Gifts for school-age kids (5–8 years)

Skip the doll. Pick something that signals "you're now in a new role." School-age kids respond to status, responsibility, and ownership.

  • A real backpack with their name on it. Pottery Barn Kids or State. $45 to $90.
  • A "big sister/brother kit" that's actually useful. A clipboard with paper for "writing notes about the baby," a kid's camera, a hospital-bracelet wristband. $50 to $100.
  • An alarm clock or LCD wake-up light. Hatch Rest+, Mella. $50 to $130. Says: you have your own routine now, separate from the baby.
  • A LEGO set they've wanted. One that takes 2 to 4 hours to build (so they're occupied during a baby visit). $30 to $100.
  • A subscription to a kids' magazine. National Geographic Kids or Highlights. $30/year.
  • A new bedtime book series. Magic Tree House, Stink, or Junie B. Jones. $40 to $80 for 6 books.
  • A camera (Polaroid Now or Fujifilm Instax Mini). $80 to $150. They take pictures of the baby and become the family photographer.

Gifts for older kids (9+)

  • Cash or a gift card in their preferred shop. $25 to $100. Treat them like the older kid they are.
  • A new device or accessory. Headphones, a Kindle, a tablet case. $50 to $200.
  • A "you'll be my caretaker stand-in sometimes" gift. Plus a real role — "you're the baby's reading buddy on Saturdays." Makes them feel needed without burdening them.
  • An experience: a one-on-one outing with one parent. Movie + dinner. Scheduled in week 4 or 5 post-birth.

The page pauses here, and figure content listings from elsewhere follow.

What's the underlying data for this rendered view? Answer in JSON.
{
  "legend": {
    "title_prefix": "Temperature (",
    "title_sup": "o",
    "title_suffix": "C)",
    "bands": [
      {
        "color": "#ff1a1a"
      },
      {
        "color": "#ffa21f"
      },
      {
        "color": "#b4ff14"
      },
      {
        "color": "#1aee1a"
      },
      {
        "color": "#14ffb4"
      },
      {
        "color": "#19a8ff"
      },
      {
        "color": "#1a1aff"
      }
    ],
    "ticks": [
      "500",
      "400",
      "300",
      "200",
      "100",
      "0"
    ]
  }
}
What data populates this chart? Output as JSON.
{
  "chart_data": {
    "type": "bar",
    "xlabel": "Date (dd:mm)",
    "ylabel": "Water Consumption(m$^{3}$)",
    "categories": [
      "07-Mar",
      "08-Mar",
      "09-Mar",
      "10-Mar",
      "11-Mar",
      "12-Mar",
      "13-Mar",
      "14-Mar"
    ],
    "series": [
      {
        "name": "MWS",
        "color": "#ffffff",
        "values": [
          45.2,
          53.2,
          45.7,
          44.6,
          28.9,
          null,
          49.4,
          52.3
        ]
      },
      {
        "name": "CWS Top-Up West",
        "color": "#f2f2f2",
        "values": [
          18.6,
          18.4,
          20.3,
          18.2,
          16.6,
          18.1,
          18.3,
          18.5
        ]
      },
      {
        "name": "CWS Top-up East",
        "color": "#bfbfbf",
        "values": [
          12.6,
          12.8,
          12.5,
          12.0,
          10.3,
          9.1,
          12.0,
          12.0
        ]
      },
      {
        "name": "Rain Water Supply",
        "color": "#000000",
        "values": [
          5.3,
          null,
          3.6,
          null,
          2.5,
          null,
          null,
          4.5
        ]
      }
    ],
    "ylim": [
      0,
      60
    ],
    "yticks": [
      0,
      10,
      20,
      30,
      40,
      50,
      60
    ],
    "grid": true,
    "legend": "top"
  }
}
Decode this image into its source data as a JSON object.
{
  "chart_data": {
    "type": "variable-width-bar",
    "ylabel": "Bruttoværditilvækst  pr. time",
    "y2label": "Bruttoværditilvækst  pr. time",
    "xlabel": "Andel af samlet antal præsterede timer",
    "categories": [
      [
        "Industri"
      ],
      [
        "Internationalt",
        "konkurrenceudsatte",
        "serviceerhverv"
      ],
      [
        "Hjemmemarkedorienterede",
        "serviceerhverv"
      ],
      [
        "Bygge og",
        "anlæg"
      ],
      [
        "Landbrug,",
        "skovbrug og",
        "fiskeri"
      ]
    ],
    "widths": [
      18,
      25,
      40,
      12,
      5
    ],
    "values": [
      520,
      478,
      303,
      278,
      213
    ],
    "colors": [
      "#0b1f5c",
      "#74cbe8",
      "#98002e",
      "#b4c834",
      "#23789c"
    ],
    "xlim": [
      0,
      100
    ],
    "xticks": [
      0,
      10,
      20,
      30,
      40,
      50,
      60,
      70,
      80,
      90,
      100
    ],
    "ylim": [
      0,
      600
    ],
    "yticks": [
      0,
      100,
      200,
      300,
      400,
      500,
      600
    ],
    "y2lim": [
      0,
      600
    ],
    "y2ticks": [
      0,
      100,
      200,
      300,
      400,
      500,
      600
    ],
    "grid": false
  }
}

How to wrap and present the gift

Three rules that make the moment work:

  • Give it before any guest arrives. The first 15 minutes after the older sibling meets the baby. Not three hours later when grandparents have arrived with their own gifts.
  • Wrap it in plain paper, not the baby's gift wrap. Visually separates it from baby gifts.
  • Have the baby "give" the gift. Place the wrapped gift next to the baby in the bassinet. "Look what your sister brought you." The visual link matters.

What to say in the moment

Keep it short. Three sentences total.

  • "Your brother has been waiting to meet you for nine months."
  • "He brought you something."
  • "Open it together."

Don't oversell. Don't tell the older kid this is "from their new baby." Just hand it over and let them figure out the framing.

Skip these

  • A "Big Sister" or "Big Brother" labeled t-shirt as the only gift. Some kids tolerate the label, most outgrow it in months. Don't make the shirt the whole gift.
  • Anything noisy. The baby is going to sleep nearby. The drum kit can wait.
  • Anything edible only. A candy bar isn't a gift. Pair with a real item.
  • A pet. Don't promise a kitten to the older kid in week one. You'll regret this.
  • A toy that requires assembly. The new parent doesn't have brain space for assembly. Pre-build or pick assembled.

Budget brackets

  • $15–$30: A small wooden vehicle. Or a stuffed animal. Or a craft kit.
  • $30–$80: A new doll with accessories. Or a board book set. Or a kid's lunchbox + water bottle.
  • $100–$200: A bike or balance bike. Or a doll-stroller + doll combo. Or a LEGO + camera.
  • $200+: A wagon. Or a play kitchen. Or a tablet for the older kid + their own headphones.

One more thing

The gift is a gesture. The real work is the 30 days after. Schedule one-on-one time with the older kid every week. Be the parent who shows up for their swim lesson at month 2. The baby will be 30, and the older kid will remember whether you were still their parent during the transition. The gift is the opening note. The rest is showing up.